Ein Helikopter bringt die Arbeitsgeräte ins unwegsame Gelände (Bild links). Vor Ort werden dann die Bachverbauungen saniert. (Bild: PD)

«Wenn wir nicht ein bis zwei Mal pro Jahr auf die wertvolle Hilfe des Obwald-ner Zivilschutzes zählen könnten, müsste die Gemeinde Sarnen für den Unterhalt von Schutzbauten bei Fliessgewässern noch viel mehr Steuergeld investieren als sie es eh schon tut», sagt der für den Wasserbau verantwortliche Sarner Gemeinderat Jürg Berlinger. Tatsache ist: Die Gemeinde investiert jährlich rund 300'000 Franken in notwendige Arbeiten, welche üblicherweise vom ortsansässigen Forstbetrieb und verschiedenen Bauunternehmungen ausgeführt werden.

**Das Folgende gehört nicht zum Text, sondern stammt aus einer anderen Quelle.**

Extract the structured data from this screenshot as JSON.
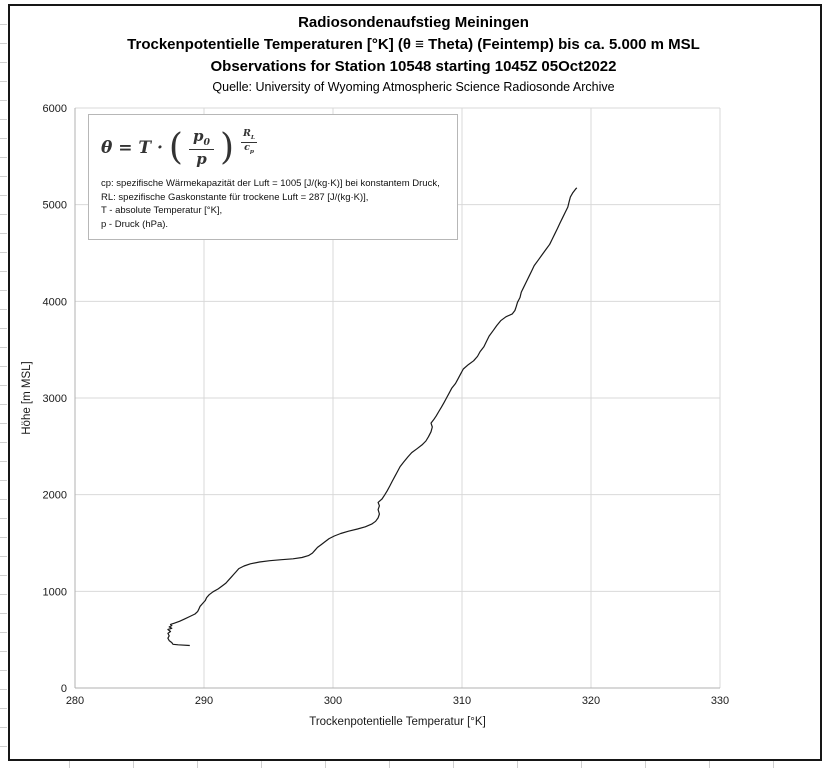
{
  "header": {
    "title1": "Radiosondenaufstieg Meiningen",
    "title2": "Trockenpotentielle Temperaturen [°K] (θ ≡ Theta) (Feintemp) bis ca. 5.000 m MSL",
    "title3": "Observations for Station 10548 starting 1045Z 05Oct2022",
    "source": "Quelle: University of Wyoming Atmospheric Science Radiosonde Archive"
  },
  "formula_box": {
    "lhs": "θ = T ·",
    "open_paren": "(",
    "close_paren": ")",
    "frac_num_base": "p",
    "frac_num_sub": "0",
    "frac_den": "p",
    "exp_num_base": "R",
    "exp_num_sub": "L",
    "exp_den_base": "c",
    "exp_den_sub": "p",
    "lines": [
      "cp: spezifische Wärmekapazität der Luft = 1005 [J/(kg·K)] bei konstantem Druck,",
      "RL: spezifische Gaskonstante für trockene Luft = 287 [J/(kg·K)],",
      "T - absolute Temperatur [°K],",
      "p - Druck (hPa)."
    ]
  },
  "chart_data": {
    "type": "line",
    "title": "Radiosondenaufstieg Meiningen",
    "subtitle": "Trockenpotentielle Temperaturen [°K] (θ ≡ Theta) (Feintemp) bis ca. 5.000 m MSL",
    "xlabel": "Trockenpotentielle Temperatur [°K]",
    "ylabel": "Höhe [m MSL]",
    "xlim": [
      280,
      330
    ],
    "ylim": [
      0,
      6000
    ],
    "x_ticks": [
      280,
      290,
      300,
      310,
      320,
      330
    ],
    "y_ticks": [
      0,
      1000,
      2000,
      3000,
      4000,
      5000,
      6000
    ],
    "grid": true,
    "legend": "none",
    "line_color": "#1a1a1a",
    "grid_color": "#d9d9d9",
    "axis_color": "#b0b0b0",
    "series": [
      {
        "name": "Trockenpotentielle Temperatur [°K]",
        "points": [
          [
            288.9,
            440
          ],
          [
            288.0,
            447
          ],
          [
            287.6,
            452
          ],
          [
            287.5,
            470
          ],
          [
            287.3,
            490
          ],
          [
            287.2,
            515
          ],
          [
            287.3,
            540
          ],
          [
            287.2,
            565
          ],
          [
            287.4,
            585
          ],
          [
            287.2,
            605
          ],
          [
            287.5,
            618
          ],
          [
            287.3,
            632
          ],
          [
            287.5,
            645
          ],
          [
            287.4,
            658
          ],
          [
            287.7,
            670
          ],
          [
            288.1,
            690
          ],
          [
            288.5,
            715
          ],
          [
            288.9,
            740
          ],
          [
            289.3,
            765
          ],
          [
            289.5,
            790
          ],
          [
            289.6,
            815
          ],
          [
            289.7,
            845
          ],
          [
            289.9,
            875
          ],
          [
            290.1,
            905
          ],
          [
            290.2,
            935
          ],
          [
            290.4,
            965
          ],
          [
            290.7,
            995
          ],
          [
            291.1,
            1025
          ],
          [
            291.4,
            1055
          ],
          [
            291.7,
            1085
          ],
          [
            291.9,
            1115
          ],
          [
            292.1,
            1145
          ],
          [
            292.3,
            1175
          ],
          [
            292.5,
            1205
          ],
          [
            292.7,
            1235
          ],
          [
            293.1,
            1262
          ],
          [
            293.6,
            1285
          ],
          [
            294.3,
            1303
          ],
          [
            295.1,
            1317
          ],
          [
            296.0,
            1327
          ],
          [
            296.9,
            1337
          ],
          [
            297.6,
            1350
          ],
          [
            298.1,
            1370
          ],
          [
            298.4,
            1395
          ],
          [
            298.6,
            1425
          ],
          [
            298.8,
            1455
          ],
          [
            299.1,
            1485
          ],
          [
            299.4,
            1515
          ],
          [
            299.7,
            1545
          ],
          [
            300.1,
            1572
          ],
          [
            300.6,
            1598
          ],
          [
            301.2,
            1622
          ],
          [
            301.9,
            1645
          ],
          [
            302.5,
            1668
          ],
          [
            303.0,
            1695
          ],
          [
            303.3,
            1725
          ],
          [
            303.5,
            1760
          ],
          [
            303.6,
            1800
          ],
          [
            303.5,
            1845
          ],
          [
            303.6,
            1885
          ],
          [
            303.5,
            1920
          ],
          [
            303.8,
            1955
          ],
          [
            304.0,
            1995
          ],
          [
            304.2,
            2040
          ],
          [
            304.4,
            2090
          ],
          [
            304.6,
            2140
          ],
          [
            304.8,
            2190
          ],
          [
            305.0,
            2240
          ],
          [
            305.2,
            2290
          ],
          [
            305.5,
            2340
          ],
          [
            305.8,
            2390
          ],
          [
            306.1,
            2435
          ],
          [
            306.5,
            2475
          ],
          [
            306.9,
            2515
          ],
          [
            307.2,
            2555
          ],
          [
            307.4,
            2600
          ],
          [
            307.6,
            2650
          ],
          [
            307.7,
            2700
          ],
          [
            307.6,
            2740
          ],
          [
            307.8,
            2775
          ],
          [
            308.0,
            2815
          ],
          [
            308.2,
            2860
          ],
          [
            308.4,
            2905
          ],
          [
            308.6,
            2950
          ],
          [
            308.8,
            3000
          ],
          [
            309.0,
            3050
          ],
          [
            309.2,
            3100
          ],
          [
            309.5,
            3150
          ],
          [
            309.7,
            3200
          ],
          [
            309.9,
            3250
          ],
          [
            310.1,
            3300
          ],
          [
            310.5,
            3345
          ],
          [
            310.9,
            3385
          ],
          [
            311.2,
            3430
          ],
          [
            311.4,
            3480
          ],
          [
            311.7,
            3530
          ],
          [
            311.9,
            3585
          ],
          [
            312.1,
            3640
          ],
          [
            312.4,
            3695
          ],
          [
            312.7,
            3750
          ],
          [
            313.0,
            3800
          ],
          [
            313.4,
            3840
          ],
          [
            313.9,
            3870
          ],
          [
            314.1,
            3905
          ],
          [
            314.2,
            3945
          ],
          [
            314.3,
            3990
          ],
          [
            314.5,
            4040
          ],
          [
            314.6,
            4095
          ],
          [
            314.8,
            4150
          ],
          [
            315.0,
            4205
          ],
          [
            315.2,
            4260
          ],
          [
            315.4,
            4315
          ],
          [
            315.6,
            4370
          ],
          [
            315.9,
            4425
          ],
          [
            316.2,
            4480
          ],
          [
            316.5,
            4535
          ],
          [
            316.8,
            4590
          ],
          [
            317.0,
            4645
          ],
          [
            317.2,
            4700
          ],
          [
            317.4,
            4755
          ],
          [
            317.6,
            4810
          ],
          [
            317.8,
            4865
          ],
          [
            318.0,
            4920
          ],
          [
            318.2,
            4975
          ],
          [
            318.3,
            5030
          ],
          [
            318.4,
            5080
          ],
          [
            318.6,
            5125
          ],
          [
            318.8,
            5160
          ],
          [
            318.9,
            5175
          ]
        ]
      }
    ]
  }
}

Angesichts solcher Zahlen ist aber die tatkräftige Unterstützung, welche Zivilschutzleistende während ihres WK vom 13. bis zum 18. Juni – unter anderem beim Schwandbach in Wilen/Schwendi – geleistet haben, mehr als willkommen. «Solchen Einsätzen bringen wir von Gemeindeseite grösste Wertschätzung entgegen», beteuert Jürg Berlinger.

Hervorragende Zusammenarbeit

In Wilen steht während des WK 2014 die Zivilschutz Task Force mit rund einem Dutzend Männern im Einsatz, dies unter dem Kommando von Stefan Enz-Wyrsch. Welches ist ihre Aufgabe? 1994 sind im Schwandbach für den Hochwasserschutz 23 Holzkastensperren mit Seitenleitwerken erstellt worden. Der unterste dieser Kasten hat die Sohlenabsenkung zu verhindern und die übrigen Sperren zu sichern. Nun aber ist genau dieser wichtige «Rufi-Kasten» im Verlauf der Jahre stark in Mitleidenschaft gezogen worden. «Eine ausgiebige Sanierung wurde unumgänglich», stellt Mario Hintermann, Projektleiter Wasserbau bei der Gemeinde Sarnen, fest.